Statistical Society in session

     This picture shows a meeting (attendance reduced because of coronavirus) of the Studeley Avenue Statistical Society. Academy blankets initially issued in 1959 are still serving, now as table covers. The Society is too humble to call the crazy games we play (most have two winners and feature wild cards) poker, so we just say we 'play cards for money.' The finances are negligible, but the size of the pile of chips in front of each guy is very important. We have more fun than guys our age are supposed to have. In the picture I am at the left and Butch Meier '68, a submariner, is on the right. We are wearing our matching Studeley Avenue Statistical Society T shirts.
     I am not the Chief Statistician but rather the "Secretary of SASS." The game has been in existence since the late 60s/early 70s (I joined in the early 80s), with only one of the original members remaining. (We celebrated his 92nd birthday recently; he's the guy in the right rear in the picture.). It's like the ax whose owner claimed it had originally belonged to George Washington. Upon inquiry he did acknowledge that it had had four new handles and three new heads, but maintained it was still the same ax.
     The members are neighbors. Our neighborhood is like a small town; it is bounded on three sides by water with the fourth being Old Dominion University. Our kids were teammates and schoolmates. Our wives belong to the same book and bridge clubs, etc. When we were new here in the late 70s, at a gathering the other folks were talking about things that happened in the third grade or the second or fifth grade. I asked innocently enough, "you mean when your kids were in those grades, right?" Nope. They had mostly gone to the local elementary school together. All of my children went to that school and most of my grandchildren also.

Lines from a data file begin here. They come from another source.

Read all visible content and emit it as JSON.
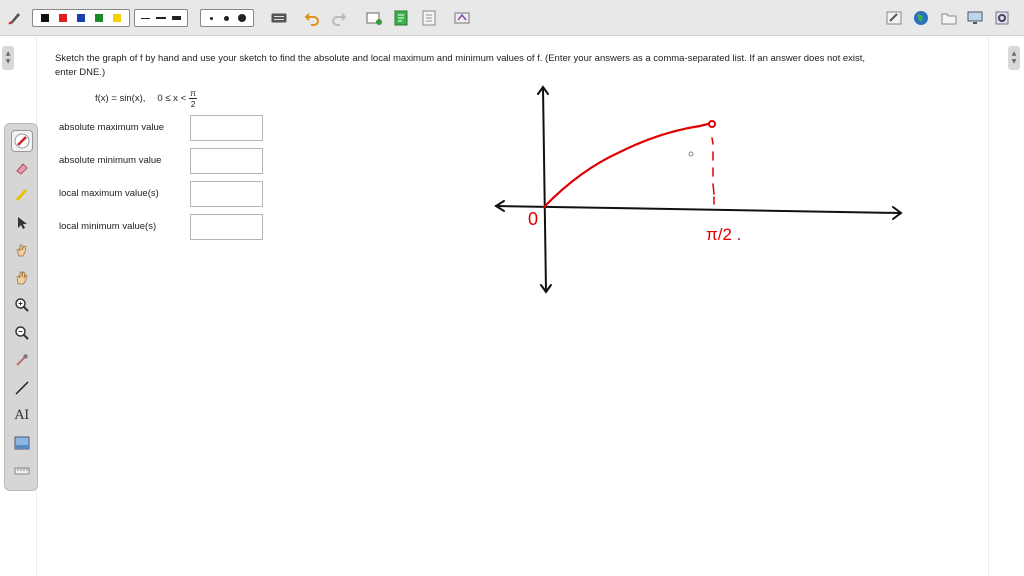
{
  "toolbar": {
    "colors": [
      "#111111",
      "#e02020",
      "#1a3fb0",
      "#1a8a2a",
      "#f2d200"
    ],
    "line_weights": [
      "thin",
      "medium",
      "thick"
    ],
    "dot_sizes": [
      "small",
      "medium",
      "large"
    ],
    "icons_left": [
      "keyboard-icon",
      "undo-icon",
      "redo-icon",
      "add-page-icon",
      "green-page-icon",
      "document-icon",
      "clear-icon"
    ],
    "icons_right": [
      "edit-icon",
      "globe-icon",
      "folder-icon",
      "monitor-icon",
      "settings-icon"
    ]
  },
  "palette": {
    "tools": [
      "pen-tool",
      "eraser-tool",
      "highlighter-tool",
      "pointer-tool",
      "hand-select-tool",
      "pan-tool",
      "zoom-in-tool",
      "zoom-out-tool",
      "eyedropper-tool",
      "line-tool",
      "text-tool",
      "image-tool",
      "ruler-tool"
    ],
    "text_tool_label": "AI"
  },
  "question": {
    "text": "Sketch the graph of f by hand and use your sketch to find the absolute and local maximum and minimum values of f. (Enter your answers as a comma-separated list. If an answer does not exist, enter DNE.)",
    "formula_left": "f(x) = sin(x),",
    "formula_domain": "0 ≤ x <",
    "frac_num": "π",
    "frac_den": "2"
  },
  "answers": [
    {
      "label": "absolute maximum value",
      "value": ""
    },
    {
      "label": "absolute minimum value",
      "value": ""
    },
    {
      "label": "local maximum value(s)",
      "value": ""
    },
    {
      "label": "local minimum value(s)",
      "value": ""
    }
  ],
  "sketch": {
    "origin_label": "0",
    "end_label": "π/2 .",
    "ink_color": "#e00000",
    "axis_color": "#111111"
  }
}
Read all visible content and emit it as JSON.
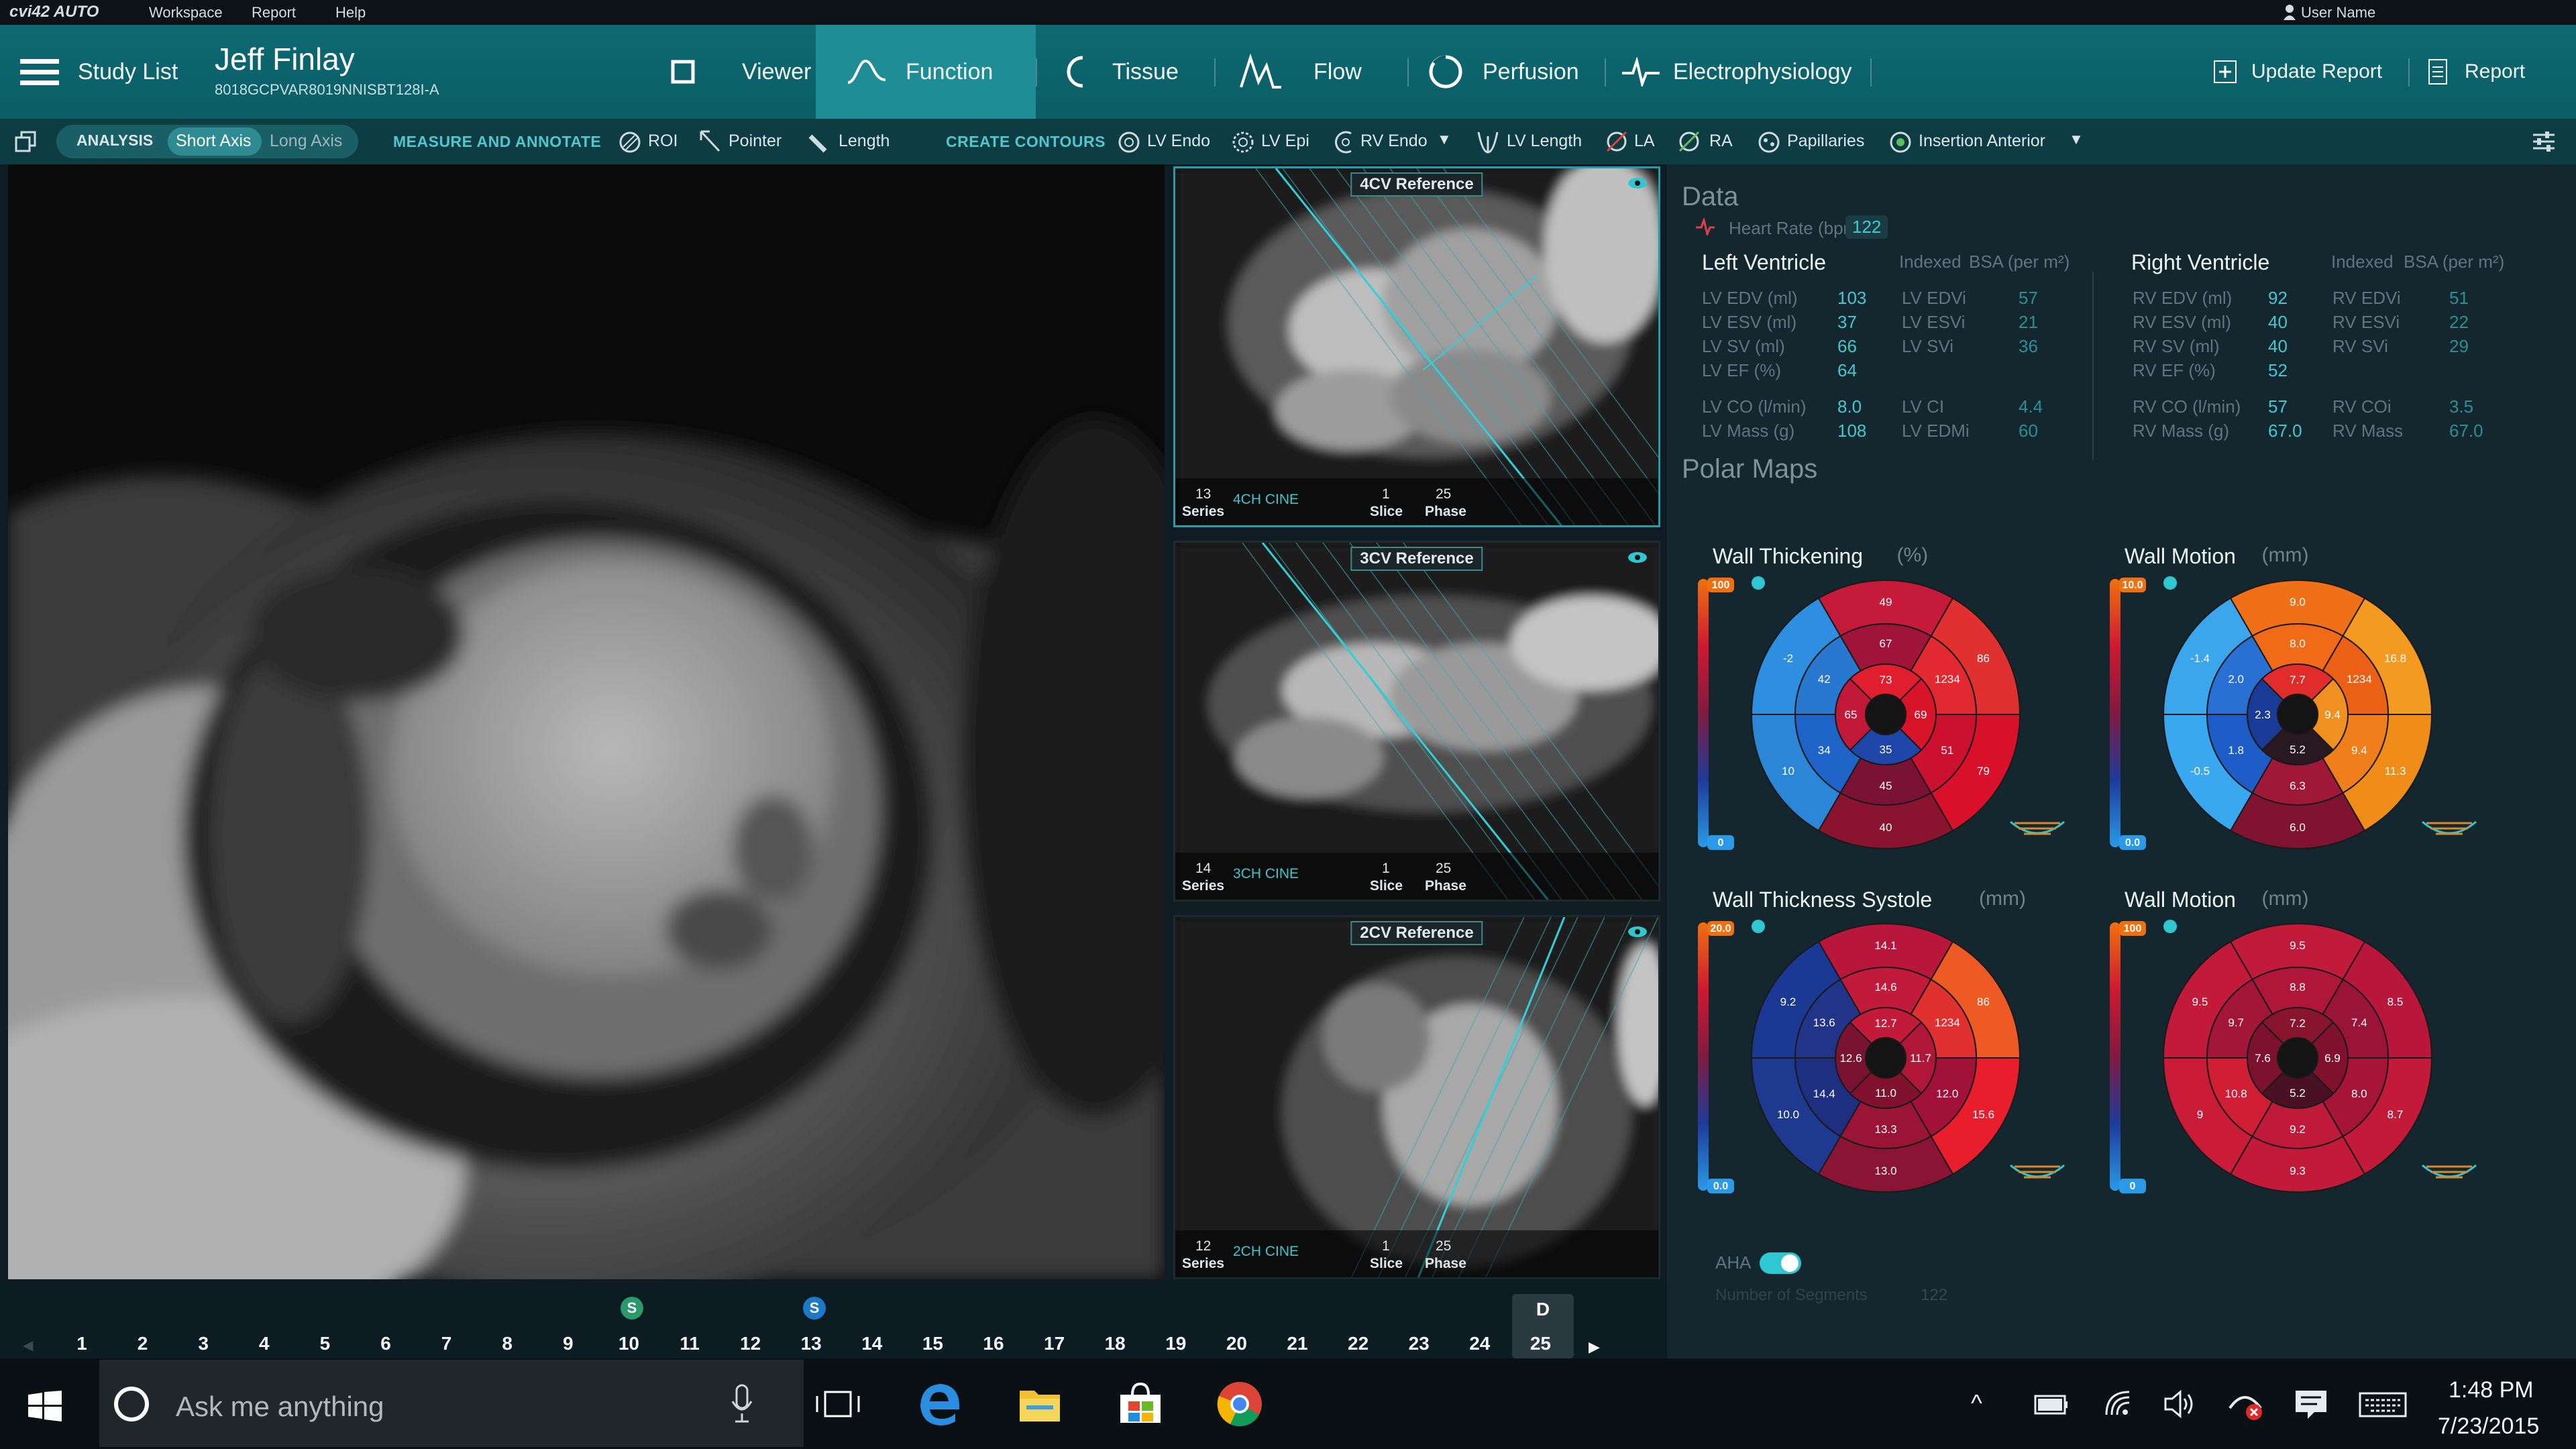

        I just finished an excellent book, "The Golden 13; How Black Men Won the Right to Wear Navy Gold" by Dan C. Goldberg. The book tells the story of 13 men who were chosen to attend an intense, 90-day training course to become the Navy's first black commissioned officers in 1944. I learned a lot about the conditions endured by blacks in the World War II Navy and was surprised by the attitudes of the Navy's most senior officers and civilian leaders. If someone asks what you would like to receive as a Christmas gift, this book might be a good answer.

        That's it for this month. Enjoy every day and stay well.